O Juizado Especial Cível, Criminal e da Fazenda Pública da Comarca de Touros julgou, de maneira parcialmente procedente, uma ação de cobrança movida por um homem contra seu próprio irmão. Na sentença do juiz Pablo de Oliveira Santos foi reconhecida a existência de uma dívida no valor de R$ 9 mil, referente a uma compra de bens que não foram pagos.
De acordo com informações presentes na sentença, o autor alegou que o valor total devido seria de R$ 16.946,58, mas o magistrado entendeu que apenas parte da quantia foi comprovada. Por sua vez, na contestação, o réu admitiu o débito de R$ 9 mil e alegou ter condições de quitar o valor apenas de forma parcelada.
Nos autos do processo, consta que o réu é proprietário de dois barcos de pesca que precisam ser abastecidos regularmente com óleo, representando um custo significativo. Em maio de 2023, ele pediu para que o irmão, autor da ação, usasse o seu cartão de crédito para comprar o óleo necessário referente ao abastecimento dos barcos. O réu firmou o compromisso que iria reembolsar o irmão assim que retornasse do mar.
Também consta nos autos que o pedido não foi uma situação isolada, já que, em outras ocasiões semelhantes, o autor da ação já havia auxiliado o réu.
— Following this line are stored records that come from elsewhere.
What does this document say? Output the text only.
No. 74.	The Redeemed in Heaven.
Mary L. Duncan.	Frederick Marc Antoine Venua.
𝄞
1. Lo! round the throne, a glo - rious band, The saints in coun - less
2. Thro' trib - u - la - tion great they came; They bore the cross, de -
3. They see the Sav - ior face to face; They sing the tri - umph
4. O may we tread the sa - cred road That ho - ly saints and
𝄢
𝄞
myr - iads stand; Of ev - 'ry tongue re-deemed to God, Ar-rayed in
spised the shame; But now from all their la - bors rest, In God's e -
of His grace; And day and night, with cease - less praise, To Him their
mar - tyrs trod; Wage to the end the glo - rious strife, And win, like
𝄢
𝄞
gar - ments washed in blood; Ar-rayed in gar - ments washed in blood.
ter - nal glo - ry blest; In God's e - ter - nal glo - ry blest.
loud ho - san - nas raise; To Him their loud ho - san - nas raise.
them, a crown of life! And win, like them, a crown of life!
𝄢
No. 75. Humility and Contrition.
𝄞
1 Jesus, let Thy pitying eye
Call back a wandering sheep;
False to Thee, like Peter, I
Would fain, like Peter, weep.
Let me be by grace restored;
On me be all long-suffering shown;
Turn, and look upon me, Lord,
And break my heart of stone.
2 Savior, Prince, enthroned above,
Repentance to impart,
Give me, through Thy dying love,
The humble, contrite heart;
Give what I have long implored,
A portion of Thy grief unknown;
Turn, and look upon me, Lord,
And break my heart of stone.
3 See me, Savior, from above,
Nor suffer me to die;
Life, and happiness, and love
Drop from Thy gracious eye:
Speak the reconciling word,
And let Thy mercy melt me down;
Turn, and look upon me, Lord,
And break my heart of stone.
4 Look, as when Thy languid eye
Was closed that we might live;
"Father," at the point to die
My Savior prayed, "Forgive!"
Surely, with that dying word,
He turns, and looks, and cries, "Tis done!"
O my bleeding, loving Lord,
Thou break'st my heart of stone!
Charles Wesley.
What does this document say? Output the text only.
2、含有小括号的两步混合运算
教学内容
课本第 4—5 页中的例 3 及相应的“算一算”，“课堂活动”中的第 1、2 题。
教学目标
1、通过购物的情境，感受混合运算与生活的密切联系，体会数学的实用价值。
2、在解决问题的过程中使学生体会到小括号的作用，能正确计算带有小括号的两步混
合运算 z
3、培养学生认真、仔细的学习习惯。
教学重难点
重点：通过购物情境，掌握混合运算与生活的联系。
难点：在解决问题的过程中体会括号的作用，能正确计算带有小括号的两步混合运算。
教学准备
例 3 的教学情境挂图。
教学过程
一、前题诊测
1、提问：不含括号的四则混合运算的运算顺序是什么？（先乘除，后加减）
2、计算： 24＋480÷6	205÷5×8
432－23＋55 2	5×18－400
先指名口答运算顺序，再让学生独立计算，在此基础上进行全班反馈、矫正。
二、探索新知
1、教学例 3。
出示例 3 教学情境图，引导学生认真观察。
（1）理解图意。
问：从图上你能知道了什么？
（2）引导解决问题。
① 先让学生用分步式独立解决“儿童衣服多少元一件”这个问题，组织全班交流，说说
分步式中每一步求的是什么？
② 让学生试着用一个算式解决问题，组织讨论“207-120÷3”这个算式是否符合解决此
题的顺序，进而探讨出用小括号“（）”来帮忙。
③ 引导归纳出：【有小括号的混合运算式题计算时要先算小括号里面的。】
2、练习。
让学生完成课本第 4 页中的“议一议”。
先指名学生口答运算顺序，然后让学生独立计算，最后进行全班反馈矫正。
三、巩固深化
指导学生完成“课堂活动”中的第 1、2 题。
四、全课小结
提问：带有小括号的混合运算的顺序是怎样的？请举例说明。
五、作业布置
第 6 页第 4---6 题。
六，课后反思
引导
Entretanto, no episódio em análise, o réu não cumpriu sua promessa, e deixou uma fatura no valor de total de R$ 10.680,00 sob a responsabilidade de o autor efetuar o pagamento.
Além disso, em outro caso relacionado ao cartão, em março do ano passado, o autor da ação vendeu materiais de pesca para o irmão (o réu), com a finalidade de que ele revendesse para os pescadores com quem trabalha. Novamente, por se tratar de uma relação fraternal e pela proximidade entre ambos, o autor da ação confiou que o réu iria cumprir com suas promessas.
Entretanto, assim como na situação envolvendo a compra dos óleos, o réu, mais uma vez, não cumpriu com o combinado. Mesmo que a negociação tenha sido feita de maneira verbal, uma conversa por meio do aplicativo de mensagens WhatsApp, e que foi anexada aos autos, comprova a existência da dívida.
Por isso, levando em consideração o débito do cartão de crédito e a venda dos materiais de pesca, o valor de ressarcimento pedido pelo autor da ação é de R$ 16.946,58, com inclusão de juros moratórios e correção monetária.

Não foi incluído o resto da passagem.